Table 2 Frequency of the stages and resume of the transitions between stages of the creative processes for art, design, scriptwriting, music and engineering

Beyond these shared features, it is interesting to note the specific features of each creative domain. Whereas the definition stage leads to insight in art students and design students, it leads to reflection and consideration of the constraints in engineering and scriptwriting students. Again, in art and design students, insight leads to documentation and chance whereas it leads to judgment for engineering and scriptwriting students.

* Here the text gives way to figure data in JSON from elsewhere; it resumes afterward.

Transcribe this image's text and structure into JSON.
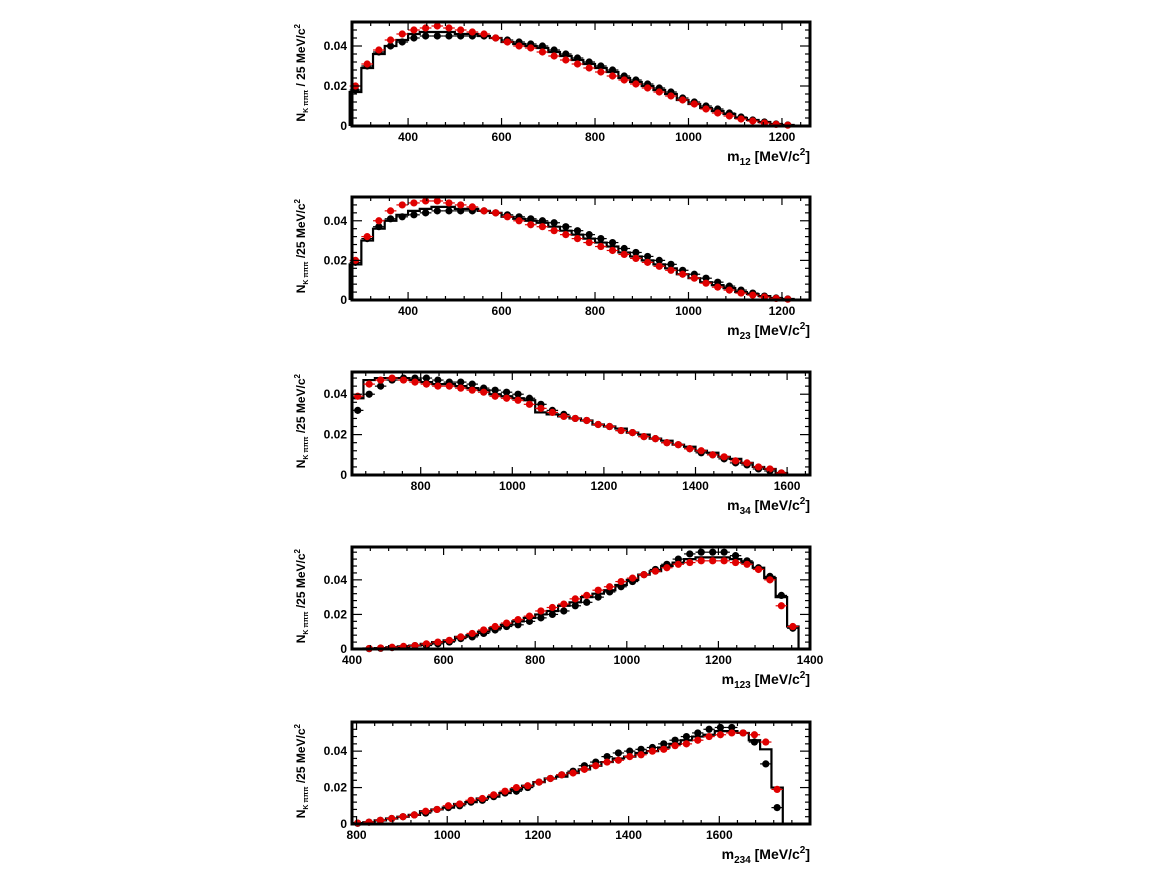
{
  "chart_data": [
    {
      "type": "scatter",
      "xlabel_main": "m",
      "xlabel_sub": "12",
      "xlabel_unit": " [MeV/c",
      "xlabel_sup": "2",
      "xlabel_close": "]",
      "ylabel_main": "N",
      "ylabel_sub": "K πππ",
      "ylabel_unit": " / 25 MeV/c",
      "ylabel_sup": "2",
      "xlim": [
        280,
        1260
      ],
      "ylim": [
        0,
        0.052
      ],
      "xticks": [
        400,
        600,
        800,
        1000,
        1200
      ],
      "xtick_labels": [
        "400",
        "600",
        "800",
        "1000",
        "1200"
      ],
      "yticks": [
        0,
        0.02,
        0.04
      ],
      "ytick_labels": [
        "0",
        "0.02",
        "0.04"
      ],
      "grid": false,
      "bin_width": 25,
      "x": [
        287.5,
        312.5,
        337.5,
        362.5,
        387.5,
        412.5,
        437.5,
        462.5,
        487.5,
        512.5,
        537.5,
        562.5,
        587.5,
        612.5,
        637.5,
        662.5,
        687.5,
        712.5,
        737.5,
        762.5,
        787.5,
        812.5,
        837.5,
        862.5,
        887.5,
        912.5,
        937.5,
        962.5,
        987.5,
        1012.5,
        1037.5,
        1062.5,
        1087.5,
        1112.5,
        1137.5,
        1162.5,
        1187.5,
        1212.5
      ],
      "series": [
        {
          "role": "histogram",
          "color": "#000000",
          "values": [
            0.017,
            0.029,
            0.036,
            0.04,
            0.043,
            0.046,
            0.047,
            0.047,
            0.047,
            0.046,
            0.046,
            0.045,
            0.044,
            0.042,
            0.041,
            0.04,
            0.039,
            0.037,
            0.035,
            0.033,
            0.031,
            0.029,
            0.027,
            0.024,
            0.022,
            0.02,
            0.018,
            0.016,
            0.013,
            0.011,
            0.009,
            0.0075,
            0.006,
            0.004,
            0.003,
            0.002,
            0.001,
            0.0005
          ]
        },
        {
          "role": "data",
          "color": "#000000",
          "values": [
            0.018,
            0.03,
            0.037,
            0.04,
            0.042,
            0.044,
            0.045,
            0.045,
            0.045,
            0.045,
            0.045,
            0.045,
            0.044,
            0.043,
            0.042,
            0.041,
            0.04,
            0.038,
            0.036,
            0.034,
            0.032,
            0.03,
            0.028,
            0.025,
            0.023,
            0.021,
            0.019,
            0.017,
            0.014,
            0.012,
            0.01,
            0.0085,
            0.0065,
            0.0045,
            0.003,
            0.002,
            0.001,
            0.0005
          ]
        },
        {
          "role": "model",
          "color": "#e00000",
          "values": [
            0.02,
            0.031,
            0.038,
            0.043,
            0.046,
            0.048,
            0.049,
            0.05,
            0.049,
            0.048,
            0.047,
            0.046,
            0.044,
            0.042,
            0.04,
            0.039,
            0.037,
            0.035,
            0.033,
            0.031,
            0.029,
            0.027,
            0.025,
            0.023,
            0.021,
            0.019,
            0.017,
            0.015,
            0.013,
            0.011,
            0.0085,
            0.0065,
            0.005,
            0.0035,
            0.0025,
            0.0015,
            0.0008,
            0.0004
          ]
        }
      ]
    },
    {
      "type": "scatter",
      "xlabel_main": "m",
      "xlabel_sub": "23",
      "xlabel_unit": " [MeV/c",
      "xlabel_sup": "2",
      "xlabel_close": "]",
      "ylabel_main": "N",
      "ylabel_sub": "K πππ",
      "ylabel_unit": " /25 MeV/c",
      "ylabel_sup": "2",
      "xlim": [
        280,
        1260
      ],
      "ylim": [
        0,
        0.052
      ],
      "xticks": [
        400,
        600,
        800,
        1000,
        1200
      ],
      "xtick_labels": [
        "400",
        "600",
        "800",
        "1000",
        "1200"
      ],
      "yticks": [
        0,
        0.02,
        0.04
      ],
      "ytick_labels": [
        "0",
        "0.02",
        "0.04"
      ],
      "grid": false,
      "bin_width": 25,
      "x": [
        287.5,
        312.5,
        337.5,
        362.5,
        387.5,
        412.5,
        437.5,
        462.5,
        487.5,
        512.5,
        537.5,
        562.5,
        587.5,
        612.5,
        637.5,
        662.5,
        687.5,
        712.5,
        737.5,
        762.5,
        787.5,
        812.5,
        837.5,
        862.5,
        887.5,
        912.5,
        937.5,
        962.5,
        987.5,
        1012.5,
        1037.5,
        1062.5,
        1087.5,
        1112.5,
        1137.5,
        1162.5,
        1187.5,
        1212.5
      ],
      "series": [
        {
          "role": "histogram",
          "color": "#000000",
          "values": [
            0.018,
            0.03,
            0.036,
            0.04,
            0.043,
            0.045,
            0.046,
            0.047,
            0.047,
            0.046,
            0.046,
            0.045,
            0.044,
            0.042,
            0.041,
            0.04,
            0.039,
            0.037,
            0.035,
            0.033,
            0.031,
            0.029,
            0.027,
            0.024,
            0.022,
            0.02,
            0.018,
            0.016,
            0.013,
            0.011,
            0.009,
            0.0075,
            0.006,
            0.004,
            0.003,
            0.002,
            0.001,
            0.0005
          ]
        },
        {
          "role": "data",
          "color": "#000000",
          "values": [
            0.019,
            0.031,
            0.037,
            0.041,
            0.042,
            0.043,
            0.044,
            0.045,
            0.045,
            0.045,
            0.045,
            0.045,
            0.044,
            0.043,
            0.042,
            0.041,
            0.04,
            0.039,
            0.037,
            0.035,
            0.033,
            0.031,
            0.029,
            0.026,
            0.024,
            0.022,
            0.02,
            0.018,
            0.015,
            0.013,
            0.011,
            0.009,
            0.007,
            0.005,
            0.0035,
            0.002,
            0.001,
            0.0005
          ]
        },
        {
          "role": "model",
          "color": "#e00000",
          "values": [
            0.02,
            0.032,
            0.04,
            0.045,
            0.048,
            0.049,
            0.05,
            0.05,
            0.049,
            0.048,
            0.047,
            0.045,
            0.044,
            0.042,
            0.04,
            0.038,
            0.037,
            0.035,
            0.033,
            0.031,
            0.029,
            0.027,
            0.025,
            0.023,
            0.021,
            0.019,
            0.017,
            0.015,
            0.013,
            0.011,
            0.0085,
            0.0065,
            0.005,
            0.0035,
            0.0025,
            0.0015,
            0.0008,
            0.0004
          ]
        }
      ]
    },
    {
      "type": "scatter",
      "xlabel_main": "m",
      "xlabel_sub": "34",
      "xlabel_unit": " [MeV/c",
      "xlabel_sup": "2",
      "xlabel_close": "]",
      "ylabel_main": "N",
      "ylabel_sub": "K πππ",
      "ylabel_unit": " /25 MeV/c",
      "ylabel_sup": "2",
      "xlim": [
        650,
        1650
      ],
      "ylim": [
        0,
        0.051
      ],
      "xticks": [
        800,
        1000,
        1200,
        1400,
        1600
      ],
      "xtick_labels": [
        "800",
        "1000",
        "1200",
        "1400",
        "1600"
      ],
      "yticks": [
        0,
        0.02,
        0.04
      ],
      "ytick_labels": [
        "0",
        "0.02",
        "0.04"
      ],
      "grid": false,
      "bin_width": 25,
      "x": [
        662.5,
        687.5,
        712.5,
        737.5,
        762.5,
        787.5,
        812.5,
        837.5,
        862.5,
        887.5,
        912.5,
        937.5,
        962.5,
        987.5,
        1012.5,
        1037.5,
        1062.5,
        1087.5,
        1112.5,
        1137.5,
        1162.5,
        1187.5,
        1212.5,
        1237.5,
        1262.5,
        1287.5,
        1312.5,
        1337.5,
        1362.5,
        1387.5,
        1412.5,
        1437.5,
        1462.5,
        1487.5,
        1512.5,
        1537.5,
        1562.5,
        1587.5
      ],
      "series": [
        {
          "role": "histogram",
          "color": "#000000",
          "values": [
            0.038,
            0.047,
            0.048,
            0.048,
            0.048,
            0.047,
            0.046,
            0.045,
            0.045,
            0.044,
            0.043,
            0.042,
            0.04,
            0.039,
            0.038,
            0.037,
            0.031,
            0.03,
            0.029,
            0.028,
            0.027,
            0.025,
            0.024,
            0.023,
            0.021,
            0.02,
            0.018,
            0.017,
            0.015,
            0.014,
            0.012,
            0.011,
            0.009,
            0.008,
            0.006,
            0.004,
            0.003,
            0.001
          ]
        },
        {
          "role": "data",
          "color": "#000000",
          "values": [
            0.032,
            0.04,
            0.044,
            0.047,
            0.048,
            0.048,
            0.048,
            0.047,
            0.046,
            0.046,
            0.045,
            0.043,
            0.042,
            0.041,
            0.04,
            0.038,
            0.035,
            0.032,
            0.03,
            0.028,
            0.027,
            0.025,
            0.024,
            0.022,
            0.021,
            0.019,
            0.018,
            0.016,
            0.015,
            0.013,
            0.011,
            0.01,
            0.008,
            0.006,
            0.005,
            0.003,
            0.002,
            0.001
          ]
        },
        {
          "role": "model",
          "color": "#e00000",
          "values": [
            0.039,
            0.045,
            0.047,
            0.048,
            0.047,
            0.046,
            0.045,
            0.044,
            0.044,
            0.043,
            0.042,
            0.041,
            0.039,
            0.038,
            0.037,
            0.035,
            0.033,
            0.031,
            0.029,
            0.028,
            0.027,
            0.025,
            0.024,
            0.022,
            0.021,
            0.019,
            0.018,
            0.016,
            0.015,
            0.013,
            0.012,
            0.01,
            0.009,
            0.007,
            0.006,
            0.004,
            0.003,
            0.001
          ]
        }
      ]
    },
    {
      "type": "scatter",
      "xlabel_main": "m",
      "xlabel_sub": "123",
      "xlabel_unit": " [MeV/c",
      "xlabel_sup": "2",
      "xlabel_close": "]",
      "ylabel_main": "N",
      "ylabel_sub": "K πππ",
      "ylabel_unit": " /25 MeV/c",
      "ylabel_sup": "2",
      "xlim": [
        400,
        1400
      ],
      "ylim": [
        0,
        0.059
      ],
      "xticks": [
        400,
        600,
        800,
        1000,
        1200,
        1400
      ],
      "xtick_labels": [
        "400",
        "600",
        "800",
        "1000",
        "1200",
        "1400"
      ],
      "yticks": [
        0,
        0.02,
        0.04
      ],
      "ytick_labels": [
        "0",
        "0.02",
        "0.04"
      ],
      "grid": false,
      "bin_width": 25,
      "x": [
        437.5,
        462.5,
        487.5,
        512.5,
        537.5,
        562.5,
        587.5,
        612.5,
        637.5,
        662.5,
        687.5,
        712.5,
        737.5,
        762.5,
        787.5,
        812.5,
        837.5,
        862.5,
        887.5,
        912.5,
        937.5,
        962.5,
        987.5,
        1012.5,
        1037.5,
        1062.5,
        1087.5,
        1112.5,
        1137.5,
        1162.5,
        1187.5,
        1212.5,
        1237.5,
        1262.5,
        1287.5,
        1312.5,
        1337.5,
        1362.5
      ],
      "series": [
        {
          "role": "histogram",
          "color": "#000000",
          "values": [
            0.0003,
            0.0005,
            0.001,
            0.0015,
            0.002,
            0.003,
            0.004,
            0.005,
            0.007,
            0.008,
            0.01,
            0.012,
            0.014,
            0.016,
            0.018,
            0.02,
            0.022,
            0.025,
            0.027,
            0.03,
            0.032,
            0.034,
            0.037,
            0.04,
            0.043,
            0.045,
            0.048,
            0.05,
            0.052,
            0.053,
            0.053,
            0.053,
            0.052,
            0.05,
            0.047,
            0.041,
            0.03,
            0.013
          ]
        },
        {
          "role": "data",
          "color": "#000000",
          "values": [
            0.0002,
            0.0004,
            0.0008,
            0.0012,
            0.002,
            0.002,
            0.003,
            0.004,
            0.006,
            0.007,
            0.009,
            0.011,
            0.013,
            0.014,
            0.016,
            0.018,
            0.02,
            0.022,
            0.025,
            0.027,
            0.03,
            0.033,
            0.036,
            0.039,
            0.043,
            0.046,
            0.049,
            0.052,
            0.055,
            0.056,
            0.056,
            0.056,
            0.054,
            0.051,
            0.047,
            0.042,
            0.031,
            0.012
          ]
        },
        {
          "role": "model",
          "color": "#e00000",
          "values": [
            0.0003,
            0.0006,
            0.001,
            0.0015,
            0.002,
            0.003,
            0.004,
            0.005,
            0.007,
            0.009,
            0.011,
            0.013,
            0.015,
            0.017,
            0.019,
            0.022,
            0.024,
            0.026,
            0.029,
            0.031,
            0.034,
            0.036,
            0.039,
            0.041,
            0.043,
            0.045,
            0.047,
            0.049,
            0.05,
            0.051,
            0.051,
            0.051,
            0.05,
            0.049,
            0.046,
            0.04,
            0.025,
            0.013
          ]
        }
      ]
    },
    {
      "type": "scatter",
      "xlabel_main": "m",
      "xlabel_sub": "234",
      "xlabel_unit": " [MeV/c",
      "xlabel_sup": "2",
      "xlabel_close": "]",
      "ylabel_main": "N",
      "ylabel_sub": "K πππ",
      "ylabel_unit": " /25 MeV/c",
      "ylabel_sup": "2",
      "xlim": [
        790,
        1800
      ],
      "ylim": [
        0,
        0.056
      ],
      "xticks": [
        800,
        1000,
        1200,
        1400,
        1600
      ],
      "xtick_labels": [
        "800",
        "1000",
        "1200",
        "1400",
        "1600"
      ],
      "yticks": [
        0,
        0.02,
        0.04
      ],
      "ytick_labels": [
        "0",
        "0.02",
        "0.04"
      ],
      "grid": false,
      "bin_width": 25,
      "x": [
        802.5,
        827.5,
        852.5,
        877.5,
        902.5,
        927.5,
        952.5,
        977.5,
        1002.5,
        1027.5,
        1052.5,
        1077.5,
        1102.5,
        1127.5,
        1152.5,
        1177.5,
        1202.5,
        1227.5,
        1252.5,
        1277.5,
        1302.5,
        1327.5,
        1352.5,
        1377.5,
        1402.5,
        1427.5,
        1452.5,
        1477.5,
        1502.5,
        1527.5,
        1552.5,
        1577.5,
        1602.5,
        1627.5,
        1652.5,
        1677.5,
        1702.5,
        1727.5
      ],
      "series": [
        {
          "role": "histogram",
          "color": "#000000",
          "values": [
            0.0005,
            0.001,
            0.002,
            0.003,
            0.004,
            0.005,
            0.007,
            0.008,
            0.009,
            0.011,
            0.012,
            0.014,
            0.015,
            0.017,
            0.019,
            0.021,
            0.023,
            0.025,
            0.026,
            0.028,
            0.03,
            0.032,
            0.034,
            0.036,
            0.037,
            0.039,
            0.04,
            0.042,
            0.044,
            0.046,
            0.048,
            0.049,
            0.051,
            0.051,
            0.05,
            0.046,
            0.041,
            0.02
          ]
        },
        {
          "role": "data",
          "color": "#000000",
          "values": [
            0.0004,
            0.001,
            0.002,
            0.003,
            0.004,
            0.005,
            0.006,
            0.008,
            0.009,
            0.01,
            0.012,
            0.013,
            0.015,
            0.017,
            0.018,
            0.02,
            0.023,
            0.025,
            0.027,
            0.029,
            0.032,
            0.034,
            0.037,
            0.039,
            0.04,
            0.041,
            0.042,
            0.044,
            0.046,
            0.048,
            0.05,
            0.052,
            0.053,
            0.053,
            0.05,
            0.045,
            0.033,
            0.009
          ]
        },
        {
          "role": "model",
          "color": "#e00000",
          "values": [
            0.0005,
            0.001,
            0.002,
            0.003,
            0.004,
            0.005,
            0.007,
            0.008,
            0.01,
            0.011,
            0.013,
            0.014,
            0.016,
            0.018,
            0.02,
            0.021,
            0.023,
            0.025,
            0.027,
            0.028,
            0.03,
            0.032,
            0.034,
            0.035,
            0.037,
            0.038,
            0.04,
            0.041,
            0.043,
            0.044,
            0.046,
            0.048,
            0.049,
            0.05,
            0.05,
            0.049,
            0.045,
            0.019
          ]
        }
      ]
    }
  ]
}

It is interesting to note that the diversity of the models described in this chapter could be due to the domain-specificity and also to the specificity of the participants. Some models were built on experts and others on students. At this point of the research, it is too early to determine if the creative process will be different according to the expertise level. Finally, the educability of creativity based on these models needs to be test in future research. Is it possible to improve the artistic creative process of participants by inviting them to follow these transitions?